Listen To More Kodak Black.
By    September 15, 2015


Kodak Black rhyming over the “Oh Boy” instrumental is one of those things you never knew how much you needed, like ramen burgers or an American flag durag. There’s probably a thinkpiece waiting to be written about Nef the Pharaoh and Kodak Black as 18-year old regional street rap phenomenons whose idea of the old school revolves around Trill, Dipset, and Cash Money.

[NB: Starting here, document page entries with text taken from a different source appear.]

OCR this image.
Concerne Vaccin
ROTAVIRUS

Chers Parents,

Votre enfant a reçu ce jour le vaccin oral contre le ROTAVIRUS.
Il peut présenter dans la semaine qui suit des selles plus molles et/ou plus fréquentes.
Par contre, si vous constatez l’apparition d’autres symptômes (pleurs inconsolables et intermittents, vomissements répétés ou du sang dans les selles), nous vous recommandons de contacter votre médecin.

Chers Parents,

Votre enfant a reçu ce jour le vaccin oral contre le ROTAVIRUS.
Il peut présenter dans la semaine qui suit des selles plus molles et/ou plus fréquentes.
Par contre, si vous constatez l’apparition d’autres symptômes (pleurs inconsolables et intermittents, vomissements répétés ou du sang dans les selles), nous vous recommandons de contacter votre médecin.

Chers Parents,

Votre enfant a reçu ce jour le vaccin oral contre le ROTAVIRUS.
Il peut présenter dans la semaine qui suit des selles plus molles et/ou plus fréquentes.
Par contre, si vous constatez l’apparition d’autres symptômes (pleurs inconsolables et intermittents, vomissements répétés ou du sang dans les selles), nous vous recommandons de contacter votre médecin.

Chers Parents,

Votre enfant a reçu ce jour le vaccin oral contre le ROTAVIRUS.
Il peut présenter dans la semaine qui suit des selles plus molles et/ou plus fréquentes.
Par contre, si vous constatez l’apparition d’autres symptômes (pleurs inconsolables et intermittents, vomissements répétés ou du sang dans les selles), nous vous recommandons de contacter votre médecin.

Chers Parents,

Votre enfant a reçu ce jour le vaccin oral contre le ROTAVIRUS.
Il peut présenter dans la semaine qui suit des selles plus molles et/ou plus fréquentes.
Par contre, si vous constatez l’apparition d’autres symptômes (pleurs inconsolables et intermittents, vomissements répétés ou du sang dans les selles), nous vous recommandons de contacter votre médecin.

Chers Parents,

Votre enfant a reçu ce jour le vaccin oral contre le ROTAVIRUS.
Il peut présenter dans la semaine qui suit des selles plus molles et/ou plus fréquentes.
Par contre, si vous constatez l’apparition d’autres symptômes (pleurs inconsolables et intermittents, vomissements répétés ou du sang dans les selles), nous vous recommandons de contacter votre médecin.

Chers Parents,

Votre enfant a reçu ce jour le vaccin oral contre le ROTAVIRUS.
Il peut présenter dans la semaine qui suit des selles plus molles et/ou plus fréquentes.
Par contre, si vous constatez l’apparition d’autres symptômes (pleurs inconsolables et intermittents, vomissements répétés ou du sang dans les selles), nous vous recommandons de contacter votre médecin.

They’re from Pompano Beach and Vallejo, often over-looked small cities in the shadows of larger ones, like Baton Rouge or Long Beach. And unlike most of their generation, whose Weezy influence stems from the “Prostitute Flange” era, they remind me of Wayne circa “Shine.” ┬áSomeone needs to get Birdman’s talons off of them before he re-unites Hot Boys with these two, Young Thug, and the holy spirit of Turk. Actually, I take that statement back. That would probably be the greatest thing to happen in this decade. Get London on tha Track on production and give me 1 percent royalties for the concept. I understand that I’ll have to sue to collect.

Over the last two weeks, Kodak has been steadily dropping loosies on his YouTube page. He doesn’t Tweet them or put them on Soundcloud, but they’re well on their way to racking up six figure stream counts. On “Oh Boy,” he rhymes over old Cam, shouting out Wayne and Baby, mink coats, Pompano Beach, molly, lobster, streak, and the necessity of buying a Spider because he’s too small for the CamLamborghini. That’s how you differentiate yourself from your heroes.

A few days ago, he dropped “Wet,” a down-tempo piano dirge that’s more mumbled and melodic, as though it’s Kodak’s attempt at a Chief Keef song. The best of the bunch is probably “Paper Chasing Haitian,” which sounds like the kind of music that you’d expect Boosie to be making if he first came out in 2015. The minor synth keys and bells come in and Kodak spits about going from being shackled at the waist to eating pancakes. He raps about getting money the way that Hemingway wrote about deep sea fishing. In a just world, we would all listen to this song while diving into our money bins, tossing up the gold coins and letting them hit us on the head.